Starting a new business is hard, even if you bring a healthy amount of experience to the table. The challenging side of entrepreneurship is often overlooked, because the opportunities for being your own boss and blazing your own trail seem so inspiring. Yet, no matter what business you are creating, there will be times when you want to throw in the towel. So, I want to share some thoughts for anyone who is contemplating starting a new business venture.
Passion Only Goes So Far.
What’s your motivation for starting this new venture? Have you always had a desire to work in a certain industry, or use a favorite talent? Maybe you have the next best idea since Post-it notes. Maybe you are tired of working for someone else and you want to be your own boss and set your own schedule. Whatever the reason, take some time to really be certain that your reason is not an idealized perspective divorced from reality. Let’s say you have spent years in the publishing business, and you are ready to start your own e-magazine for woodworking. You have always enjoyed creating your own furniture and want to share great templates you have collected. You’ve done your research and believe there is a market for your new venture. You are excited, believe you have planned well with financial savings in place. Be prepared. Even with passion for the business, there will be times that are tough.
Less Free Time.
It takes years to build a successful business in which you can work on the business not for the business. Updating, improving, and monitoring is a never ending process. When you embark on your new business, you will be wearing many hats, until you can afford to hire and outsource some of the responsibilities. In the beginning, you may find yourself working all day on marketing, product selection, establishing the delivery systems, only to find yourself handling the bookkeeping at night. Entrepreneurship is not a 9-5 job. You will find, at least until the business is well established and you have others managing aspects of the company that the venture is 24/7.

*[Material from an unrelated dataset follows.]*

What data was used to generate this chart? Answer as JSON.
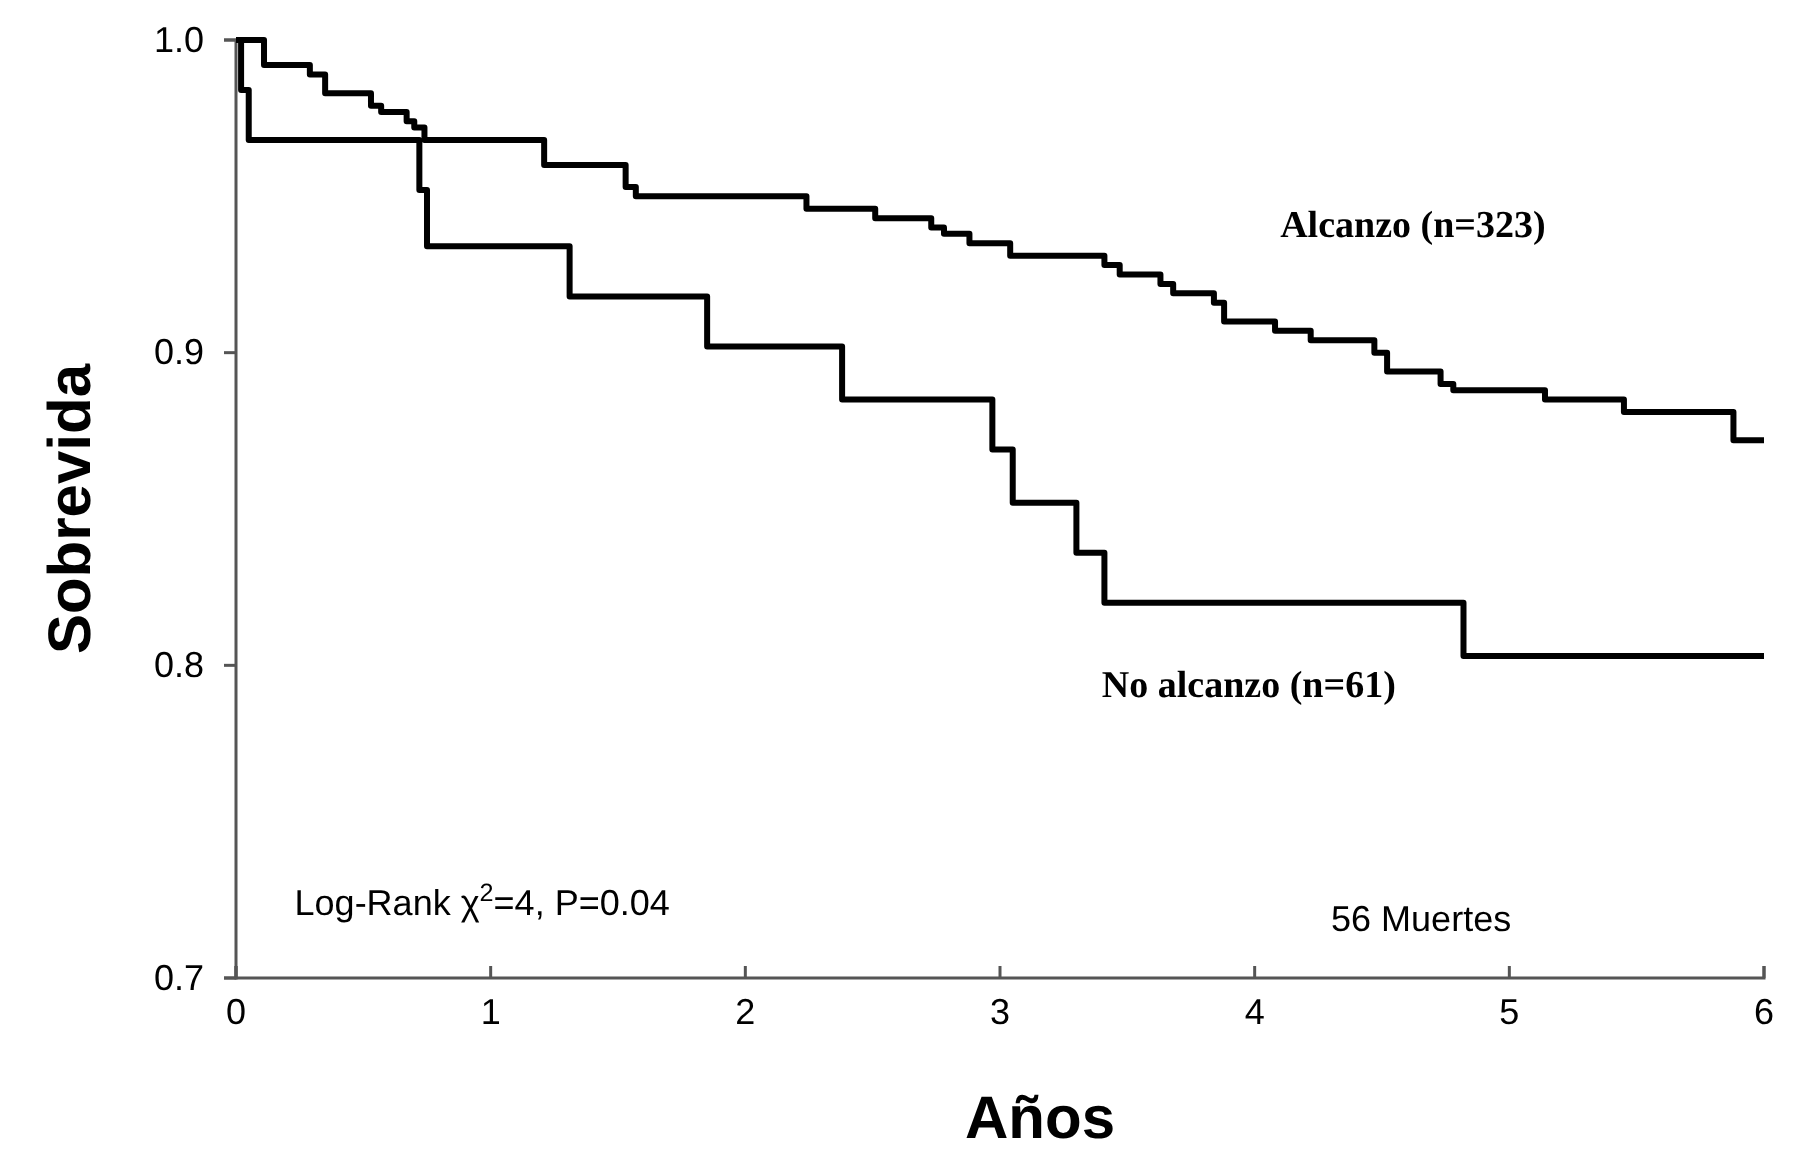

You Can’t Lead Others until You Can Manage Yourself.
As the leader of the organization, everyone will be looking at the way you act and handle yourself, no matter what the situation. Time management with your own schedule and with your own set of priorities must be practiced well. You can’t lead by the numbers. That’s what managers do. You will need to inspire your team to believe in themselves, to keep persevering and work in office space that may not be as great as the office suites they left behind in their former employment. Yet by establishing yourself as an optimistic problem solver, others will follow your lead. Good leaders inspire people to believe in him or her; great leaders inspire people to believe in themselves.

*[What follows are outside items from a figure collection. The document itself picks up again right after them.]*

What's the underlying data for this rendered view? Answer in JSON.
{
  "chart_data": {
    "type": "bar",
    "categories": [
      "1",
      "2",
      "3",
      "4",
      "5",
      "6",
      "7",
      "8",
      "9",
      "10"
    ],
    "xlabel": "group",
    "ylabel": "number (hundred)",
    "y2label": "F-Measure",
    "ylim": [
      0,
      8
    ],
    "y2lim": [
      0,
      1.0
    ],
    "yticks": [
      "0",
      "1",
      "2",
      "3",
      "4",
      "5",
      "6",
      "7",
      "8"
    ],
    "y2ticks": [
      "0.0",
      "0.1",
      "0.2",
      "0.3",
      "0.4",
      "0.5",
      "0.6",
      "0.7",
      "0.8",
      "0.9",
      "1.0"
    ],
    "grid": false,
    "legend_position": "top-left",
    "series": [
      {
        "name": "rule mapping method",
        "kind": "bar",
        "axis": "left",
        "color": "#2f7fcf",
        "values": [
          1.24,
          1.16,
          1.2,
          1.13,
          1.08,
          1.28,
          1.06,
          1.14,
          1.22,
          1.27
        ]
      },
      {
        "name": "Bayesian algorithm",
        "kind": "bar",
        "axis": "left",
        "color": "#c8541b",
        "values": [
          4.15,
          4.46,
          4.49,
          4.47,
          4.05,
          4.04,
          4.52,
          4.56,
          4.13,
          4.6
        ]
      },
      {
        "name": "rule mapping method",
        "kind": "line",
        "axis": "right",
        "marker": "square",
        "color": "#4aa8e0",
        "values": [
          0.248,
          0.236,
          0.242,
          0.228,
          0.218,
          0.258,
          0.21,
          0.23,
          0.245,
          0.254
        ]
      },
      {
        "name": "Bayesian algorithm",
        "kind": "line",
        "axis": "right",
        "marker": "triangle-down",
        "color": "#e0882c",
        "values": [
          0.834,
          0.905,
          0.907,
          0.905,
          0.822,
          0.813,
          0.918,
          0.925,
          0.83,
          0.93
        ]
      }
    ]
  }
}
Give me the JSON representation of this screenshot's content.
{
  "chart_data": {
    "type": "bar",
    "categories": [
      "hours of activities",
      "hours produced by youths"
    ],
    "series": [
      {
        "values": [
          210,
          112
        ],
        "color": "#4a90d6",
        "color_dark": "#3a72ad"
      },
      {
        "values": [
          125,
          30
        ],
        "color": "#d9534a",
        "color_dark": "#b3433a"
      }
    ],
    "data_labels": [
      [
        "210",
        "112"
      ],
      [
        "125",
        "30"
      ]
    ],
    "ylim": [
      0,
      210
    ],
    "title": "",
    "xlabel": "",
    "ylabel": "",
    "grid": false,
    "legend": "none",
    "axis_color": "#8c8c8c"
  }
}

Crisis in Confidence is Likely to Occur.
No one is going to be more critical of you than you. At times, the business situation can be stressful and at other times, frustrating. You thought things would be moving at a faster pace. You thought more clients would be on board by now. You begin to doubt yourself and your plans. Such self-doubt is common, at least at some point in the entrepreneurial adventure. Remember that self-doubt is defeated by self-confidence. Every competitive athlete knows this. Such advice is well heeded by new business owners as well. The best strategy is to make certain you have a network of colleagues and mentors who can support you along the way.
You’ve Got to Keep Learning or You Will Fall Behind the Competition
The challenging side of entrepreneurship includes a need for continuous learning. Maintaining a competitive edge and creating uncontested market space requires that you keep abreast of changing trends. You keep abreast of changing product lines, delivery systems, marketing tools and customer requests. Business strategy and operational improvements will be continuously updated with annual business plans and personnel training.
Cash-flow Really is King
Life can be terrifying when the money is not flowing into the coffers. You send out invoices, but have to wait-for what sometimes seems like an eternity to get payments. Yet, your vendors, suppliers and employees are expecting their payments on time or there will be penalties. My best advice is to budget conservatively and make certain that you have diversified revenue streams so that when the business is experiencing lean times, revenue is still available from different sources. Diversifying the client base helps as well so that you are not dependent on one or two major clients—who may decide to move their business elsewhere.
Entrepreneurship can be very rewarding, but planning well is key. Our economy is fueled by small business enterprises and entrepreneurs. Thanks for taking the risk. I wish you much prosperity and success.